In a typical relationship, a customer will first work with Photronics on chip design and then go to a technology center established by Photronics and IBM at a Big Blue chip facility in Burlington, Vermont. IBM will participate by providing the "Mask Center of Competency" research facility and know-how. The computing giant has long been a major player in a process for forming chip circuits called photolithography.

"Photronics will manage the mask development projects and intends to make the masks commercially available to the semiconductor community," the companies said in a statement.

The undertaking is not exactly altruistic, IBM admits. IBM can monitor and evaluate the new designs and chip technologies that come to the center and then pick the ones it deems the winners. "IBM benefits by getting immediate and continuing knowledge of these options. We will be able to implement new masks immediately [if one technology prevails]. Our goal is to maintain our leadership in custom chips," an IBM spokesperson said.

Photronics said that there are currently four photolithography methods vying for next-generation leadership. A technique called "scalpel," which Photronics has expertise in, and Extreme Ultraviolet or EUV are supported by the U.S. chip consortium Sematech, according to a Photronics spokesperson.

The other two are x-ray, which IBM has been working on for a number of years, and ion beam projection which is supported by makers in Europe such as Infineon, formerly the chip division of Siemens. Other variations on these techniques also exist.

The announcement follows IBM's decision to quit its DRAM memory chip venture with Toshiba in Manassas, Virginia and sell its stake to the Japanese company. An IBM spokesperson said this is a continuing effort to lessen dependence on DRAM memory chips and increase its presence in the chip market for future computer appliances. IBM executives have said repeatedly that they intend to downscale the DRAM business significantly--if not get out completely.

Big Blue said the center is designed to promote the growth of low-cost computer appliances, or what the company calls "pervasive computing," by making chips for these devices more affordable for other semiconductor manufacturers to produce. In the process the company hopes to create a standard for low-cost appliance computing chips.

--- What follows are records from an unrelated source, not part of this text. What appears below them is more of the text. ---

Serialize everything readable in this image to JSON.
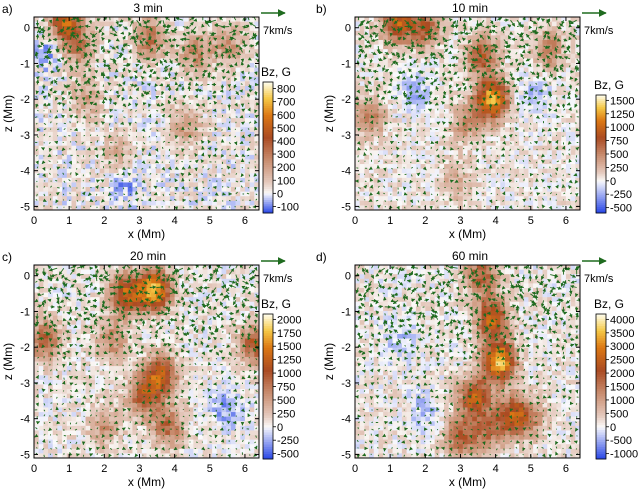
{
  "chart_data": [
    {
      "type": "heatmap",
      "panel_label": "a)",
      "title": "3 min",
      "xlabel": "x (Mm)",
      "ylabel": "z (Mm)",
      "xlim": [
        0,
        6.4
      ],
      "ylim": [
        -5.1,
        0.3
      ],
      "xticks": [
        0,
        1,
        2,
        3,
        4,
        5,
        6
      ],
      "yticks": [
        0,
        -1,
        -2,
        -3,
        -4,
        -5
      ],
      "colorbar": {
        "title": "Bz, G",
        "min": -150,
        "max": 850,
        "ticks": [
          800,
          700,
          600,
          500,
          400,
          300,
          200,
          100,
          0,
          -100
        ]
      },
      "vector_scale_label": "7km/s",
      "concentrations": [
        {
          "x": 0.9,
          "z": 0.1,
          "bz": 500
        },
        {
          "x": 1.3,
          "z": -0.6,
          "bz": 250
        },
        {
          "x": 3.3,
          "z": -0.3,
          "bz": 300
        },
        {
          "x": 4.6,
          "z": -0.7,
          "bz": 250
        },
        {
          "x": 5.5,
          "z": -0.5,
          "bz": 200
        },
        {
          "x": 4.3,
          "z": -2.7,
          "bz": 200
        },
        {
          "x": 1.5,
          "z": -2.0,
          "bz": 180
        },
        {
          "x": 2.4,
          "z": -3.5,
          "bz": 150
        },
        {
          "x": 0.4,
          "z": -0.6,
          "bz": -100
        },
        {
          "x": 2.6,
          "z": -4.4,
          "bz": -100
        }
      ]
    },
    {
      "type": "heatmap",
      "panel_label": "b)",
      "title": "10 min",
      "xlabel": "x (Mm)",
      "ylabel": "z (Mm)",
      "xlim": [
        0,
        6.4
      ],
      "ylim": [
        -5.1,
        0.3
      ],
      "xticks": [
        0,
        1,
        2,
        3,
        4,
        5,
        6
      ],
      "yticks": [
        0,
        -1,
        -2,
        -3,
        -4,
        -5
      ],
      "colorbar": {
        "title": "Bz, G",
        "min": -600,
        "max": 1600,
        "ticks": [
          1500,
          1250,
          1000,
          750,
          500,
          250,
          0,
          -250,
          -500
        ]
      },
      "vector_scale_label": "7km/s",
      "concentrations": [
        {
          "x": 1.2,
          "z": 0.1,
          "bz": 900
        },
        {
          "x": 2.0,
          "z": 0.0,
          "bz": 700
        },
        {
          "x": 3.6,
          "z": -0.8,
          "bz": 700
        },
        {
          "x": 3.9,
          "z": -2.0,
          "bz": 1300
        },
        {
          "x": 0.4,
          "z": -2.5,
          "bz": 500
        },
        {
          "x": 5.5,
          "z": -0.6,
          "bz": 500
        },
        {
          "x": 3.2,
          "z": -2.7,
          "bz": 400
        },
        {
          "x": 2.9,
          "z": -4.3,
          "bz": 300
        },
        {
          "x": 1.7,
          "z": -1.8,
          "bz": -300
        },
        {
          "x": 5.1,
          "z": -1.9,
          "bz": -250
        }
      ]
    },
    {
      "type": "heatmap",
      "panel_label": "c)",
      "title": "20 min",
      "xlabel": "x (Mm)",
      "ylabel": "z (Mm)",
      "xlim": [
        0,
        6.4
      ],
      "ylim": [
        -5.1,
        0.3
      ],
      "xticks": [
        0,
        1,
        2,
        3,
        4,
        5,
        6
      ],
      "yticks": [
        0,
        -1,
        -2,
        -3,
        -4,
        -5
      ],
      "colorbar": {
        "title": "Bz, G",
        "min": -600,
        "max": 2100,
        "ticks": [
          2000,
          1750,
          1500,
          1250,
          1000,
          750,
          500,
          250,
          0,
          -250,
          -500
        ]
      },
      "vector_scale_label": "7km/s",
      "concentrations": [
        {
          "x": 3.4,
          "z": -0.4,
          "bz": 1800
        },
        {
          "x": 2.6,
          "z": -0.5,
          "bz": 1200
        },
        {
          "x": 3.6,
          "z": -2.8,
          "bz": 1300
        },
        {
          "x": 3.1,
          "z": -3.4,
          "bz": 900
        },
        {
          "x": 0.3,
          "z": -1.8,
          "bz": 900
        },
        {
          "x": 2.2,
          "z": -1.8,
          "bz": 600
        },
        {
          "x": 6.3,
          "z": -1.9,
          "bz": 1000
        },
        {
          "x": 3.8,
          "z": -4.2,
          "bz": 800
        },
        {
          "x": 2.0,
          "z": -4.2,
          "bz": 500
        },
        {
          "x": 5.5,
          "z": -3.7,
          "bz": -400
        }
      ]
    },
    {
      "type": "heatmap",
      "panel_label": "d)",
      "title": "60 min",
      "xlabel": "x (Mm)",
      "ylabel": "z (Mm)",
      "xlim": [
        0,
        6.4
      ],
      "ylim": [
        -5.1,
        0.3
      ],
      "xticks": [
        0,
        1,
        2,
        3,
        4,
        5,
        6
      ],
      "yticks": [
        0,
        -1,
        -2,
        -3,
        -4,
        -5
      ],
      "colorbar": {
        "title": "Bz, G",
        "min": -1200,
        "max": 4200,
        "ticks": [
          4000,
          3500,
          3000,
          2500,
          2000,
          1500,
          1000,
          500,
          0,
          -500,
          -1000
        ]
      },
      "vector_scale_label": "7km/s",
      "concentrations": [
        {
          "x": 4.1,
          "z": -2.4,
          "bz": 3600
        },
        {
          "x": 3.9,
          "z": -1.2,
          "bz": 2600
        },
        {
          "x": 3.6,
          "z": 0.0,
          "bz": 1800
        },
        {
          "x": 3.4,
          "z": -3.4,
          "bz": 2400
        },
        {
          "x": 4.5,
          "z": -3.9,
          "bz": 2200
        },
        {
          "x": 3.0,
          "z": -4.5,
          "bz": 1800
        },
        {
          "x": 3.8,
          "z": -4.3,
          "bz": 1500
        },
        {
          "x": 5.0,
          "z": -4.0,
          "bz": 1000
        },
        {
          "x": 1.3,
          "z": -1.8,
          "bz": -500
        },
        {
          "x": 2.0,
          "z": -3.8,
          "bz": -500
        }
      ]
    }
  ]
}
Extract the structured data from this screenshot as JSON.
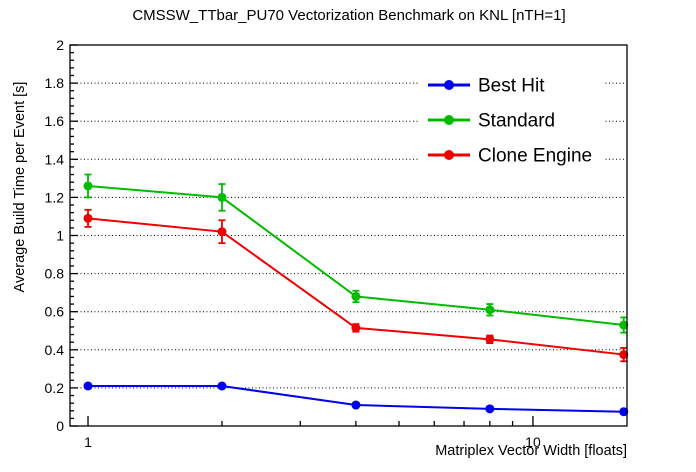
{
  "page": {
    "background": "#ffffff",
    "axis_color": "#000000",
    "grid_style": "dotted-horizontal"
  },
  "chart_data": {
    "type": "line",
    "title": "CMSSW_TTbar_PU70 Vectorization Benchmark on KNL [nTH=1]",
    "xlabel": "Matriplex Vector Width [floats]",
    "ylabel": "Average Build Time per Event [s]",
    "xscale": "log",
    "yscale": "linear",
    "xlim": [
      0.911,
      16.27
    ],
    "ylim": [
      0,
      2
    ],
    "x_major_ticks": [
      1,
      10
    ],
    "x_major_tick_labels": [
      "1",
      "10"
    ],
    "x_minor_ticks": [
      2,
      3,
      4,
      5,
      6,
      7,
      8,
      9
    ],
    "y_major_tick_step": 0.2,
    "y_minor_divisions": 5,
    "grid": "horizontal dotted at each 0.2",
    "legend_position": "top-right-inside",
    "x": [
      1,
      2,
      4,
      8,
      16
    ],
    "series": [
      {
        "name": "Best Hit",
        "color": "#0000ee",
        "marker": "filled-circle",
        "values": [
          0.21,
          0.21,
          0.11,
          0.09,
          0.075
        ],
        "errors": [
          0.012,
          0.012,
          0.01,
          0.01,
          0.01
        ]
      },
      {
        "name": "Standard",
        "color": "#00bb00",
        "marker": "filled-circle",
        "values": [
          1.26,
          1.2,
          0.68,
          0.61,
          0.53
        ],
        "errors": [
          0.06,
          0.07,
          0.03,
          0.03,
          0.04
        ]
      },
      {
        "name": "Clone Engine",
        "color": "#ee0000",
        "marker": "filled-circle",
        "values": [
          1.09,
          1.02,
          0.515,
          0.455,
          0.375
        ],
        "errors": [
          0.045,
          0.06,
          0.02,
          0.02,
          0.035
        ]
      }
    ]
  }
}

System-on-a-chip solutions are expected to power many next-generation computing devices. IBM cites research from International Data Corp. which forecasts that by 2002 more than 50 percent of devices connected to the Internet will not be PCs, but appliances.

However, this scenario may not play out entirely as forecast. The PC industry is responding quickly to this phenomenon by pricing computers so low that that they are as inexpensive as--or cheaper than--TVs. Moreover, free PCs are being hawked by dozens of companies and major PC makers are offering models which sell below $500 while smaller upstarts sell boxes as low as $299, in effect, rendering a PC an Internet appliance.

In a separate announcement, IBM is announcing a semiconductor packaging technology that can significantly increase reliability for servers and networking gear that make up the backbone of the Internet. This new chip package is designed to "support the very high-frequency, high-bandwidth requirements being driven by the Web and to provide unmatched dependability, preventing outages," according to a statement.

"The networking hardware and servers that comprise the plumbing of the Internet weren't designed to handle the huge spikes of data flow from the latest hot Web sites," IBM said.

Blackouts can occur when the system gets overburdened, as Internet plumbing chips literally break from too much heating and cooling. IBM is announcing a semiconductor packaging breakthrough that "significantly increases the reliability and performance of such chips."